Friday, July 17, 2009

Why we may never solve the obesity crisis

Ezra Klein shares a story that is all too true for many of us. When we are eating out, we have no clue what the fat or calorie content is of the dishes on the menu. Not only that, the dishes that sound like good choices may turn out to be the worst ones. He writes (about the Cheesecake Factory menu):
On first glance, I would have figure the salmon for the lightest entree, followed by the chicken piccata, the carbonara, and the crispy beef. Not so. The salmon weighs in at 1,673 calories -- which is to say, a bit more than 75 percent of the food an adult male should eat in a day. The piccata is a comparably slim 1,385 calories. The crispy beef is 1,528 calories. And the carbonara? 2,191. The answer might be that someone looking for a healthful meal shouldn't go to the Cheesecake Factory. But insofar as you're already there, or your family wants to go there, making a good decision isn't a particularly straightforward proposition.
The problem here is threefold. Cheesecake creates their dishes with the intention of maximizing taste. And fat, sugar, and calories taste GOOD!! This is America and we have the right to eat whatever we want, even if it blows up our waistline (and our healthcare bills). So I would not want any regulations that prevent Cheesecake from serving up these dishes. But the other two problems are more worthy of attention.

First, if anyone wants to make a more healthful choice, they should have the information to do so. Again, this is America and we have that right. So either the descriptions need to give eaters a better idea of what’s in the dish or we need to require nutritional information on the menu (like several cities are already starting to do). You are free to ignore it if you want to, but it should be there for people who want it, or especially for people who need it for health reasons (diabetics, medically obese, etc).

Second, the costs of treating obesity-related disease is often covered by other people, either through Medicare/Medicaid or through shared insurance risk pools. If we have a new “public option” in the Obama plan, that would increase shared costs even further. I am OK if you want to overeat and get obese, but don’t make ME pay for the resulting medical care. Some company health plans are starting to offer discounts for people who are fit. But we need a way to make this more systematic to make it societally acceptable.

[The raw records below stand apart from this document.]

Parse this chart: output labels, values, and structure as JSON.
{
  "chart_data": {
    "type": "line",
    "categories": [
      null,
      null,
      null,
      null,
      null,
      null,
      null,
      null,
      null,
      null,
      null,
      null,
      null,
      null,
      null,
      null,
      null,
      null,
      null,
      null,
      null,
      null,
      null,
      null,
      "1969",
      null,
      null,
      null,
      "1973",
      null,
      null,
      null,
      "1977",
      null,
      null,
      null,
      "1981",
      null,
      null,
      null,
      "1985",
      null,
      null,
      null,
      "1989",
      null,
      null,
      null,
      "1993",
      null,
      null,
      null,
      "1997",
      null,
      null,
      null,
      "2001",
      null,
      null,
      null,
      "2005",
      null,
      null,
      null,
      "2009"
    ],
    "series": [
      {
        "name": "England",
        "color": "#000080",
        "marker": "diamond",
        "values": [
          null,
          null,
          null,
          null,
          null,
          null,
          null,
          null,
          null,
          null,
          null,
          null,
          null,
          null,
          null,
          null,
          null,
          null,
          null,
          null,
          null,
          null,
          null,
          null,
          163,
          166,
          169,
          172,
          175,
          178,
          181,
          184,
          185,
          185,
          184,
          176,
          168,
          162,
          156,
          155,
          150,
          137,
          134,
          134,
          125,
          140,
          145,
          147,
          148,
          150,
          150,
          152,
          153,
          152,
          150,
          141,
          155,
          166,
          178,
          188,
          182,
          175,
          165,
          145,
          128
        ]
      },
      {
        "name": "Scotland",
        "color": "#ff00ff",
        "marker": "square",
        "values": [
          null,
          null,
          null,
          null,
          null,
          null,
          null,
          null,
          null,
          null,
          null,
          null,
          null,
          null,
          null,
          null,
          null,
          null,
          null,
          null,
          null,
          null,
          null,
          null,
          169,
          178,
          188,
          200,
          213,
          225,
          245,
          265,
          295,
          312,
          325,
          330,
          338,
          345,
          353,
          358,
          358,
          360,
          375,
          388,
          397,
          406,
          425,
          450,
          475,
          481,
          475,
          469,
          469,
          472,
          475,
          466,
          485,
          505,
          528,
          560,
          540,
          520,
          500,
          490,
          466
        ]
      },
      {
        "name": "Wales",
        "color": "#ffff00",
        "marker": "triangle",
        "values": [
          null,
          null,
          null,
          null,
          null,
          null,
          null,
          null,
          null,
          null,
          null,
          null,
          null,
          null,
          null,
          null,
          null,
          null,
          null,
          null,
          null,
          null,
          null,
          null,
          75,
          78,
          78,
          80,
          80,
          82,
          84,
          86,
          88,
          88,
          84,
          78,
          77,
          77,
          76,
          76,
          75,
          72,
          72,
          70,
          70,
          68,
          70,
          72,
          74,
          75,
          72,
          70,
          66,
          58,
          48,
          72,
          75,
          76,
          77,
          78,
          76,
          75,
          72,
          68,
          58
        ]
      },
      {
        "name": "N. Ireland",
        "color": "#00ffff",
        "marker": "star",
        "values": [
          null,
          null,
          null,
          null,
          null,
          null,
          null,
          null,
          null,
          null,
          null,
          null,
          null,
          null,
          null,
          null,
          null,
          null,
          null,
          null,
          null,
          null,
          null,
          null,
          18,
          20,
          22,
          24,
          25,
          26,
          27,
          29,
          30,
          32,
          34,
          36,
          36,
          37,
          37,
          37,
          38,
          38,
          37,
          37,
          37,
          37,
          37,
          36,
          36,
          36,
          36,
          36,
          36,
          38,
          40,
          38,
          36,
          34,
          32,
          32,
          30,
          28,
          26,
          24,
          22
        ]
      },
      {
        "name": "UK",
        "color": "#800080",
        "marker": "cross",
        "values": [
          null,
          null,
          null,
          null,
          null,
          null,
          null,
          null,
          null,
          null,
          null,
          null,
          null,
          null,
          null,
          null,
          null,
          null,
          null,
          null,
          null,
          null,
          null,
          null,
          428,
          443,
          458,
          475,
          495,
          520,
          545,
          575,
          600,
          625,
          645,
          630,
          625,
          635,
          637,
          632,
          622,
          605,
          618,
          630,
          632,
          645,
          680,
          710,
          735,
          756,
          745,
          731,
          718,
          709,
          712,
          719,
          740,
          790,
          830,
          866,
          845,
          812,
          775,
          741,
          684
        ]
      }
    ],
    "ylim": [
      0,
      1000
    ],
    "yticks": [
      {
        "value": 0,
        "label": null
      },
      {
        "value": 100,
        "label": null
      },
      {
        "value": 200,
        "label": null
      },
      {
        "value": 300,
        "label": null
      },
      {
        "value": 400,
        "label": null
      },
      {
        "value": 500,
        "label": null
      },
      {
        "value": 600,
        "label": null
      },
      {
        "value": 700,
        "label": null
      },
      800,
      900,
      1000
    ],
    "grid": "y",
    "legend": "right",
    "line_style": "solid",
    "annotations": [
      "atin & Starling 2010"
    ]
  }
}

In essence, it comes down to what it always comes down to. We should have the freedom to make bad choices if we want to (smoking, eating, etc). But this freedom is taken away from us if we don’t have the information we need to evaluate the costs and benefits of our choices. We deserve both kinds of freedom.

And as soon as there are externalities (shared health costs, second hand smoke) on other people, we are infringing on THEIR rights. So we need mechanisms to either eliminate the externality or a payment system that compensates for it.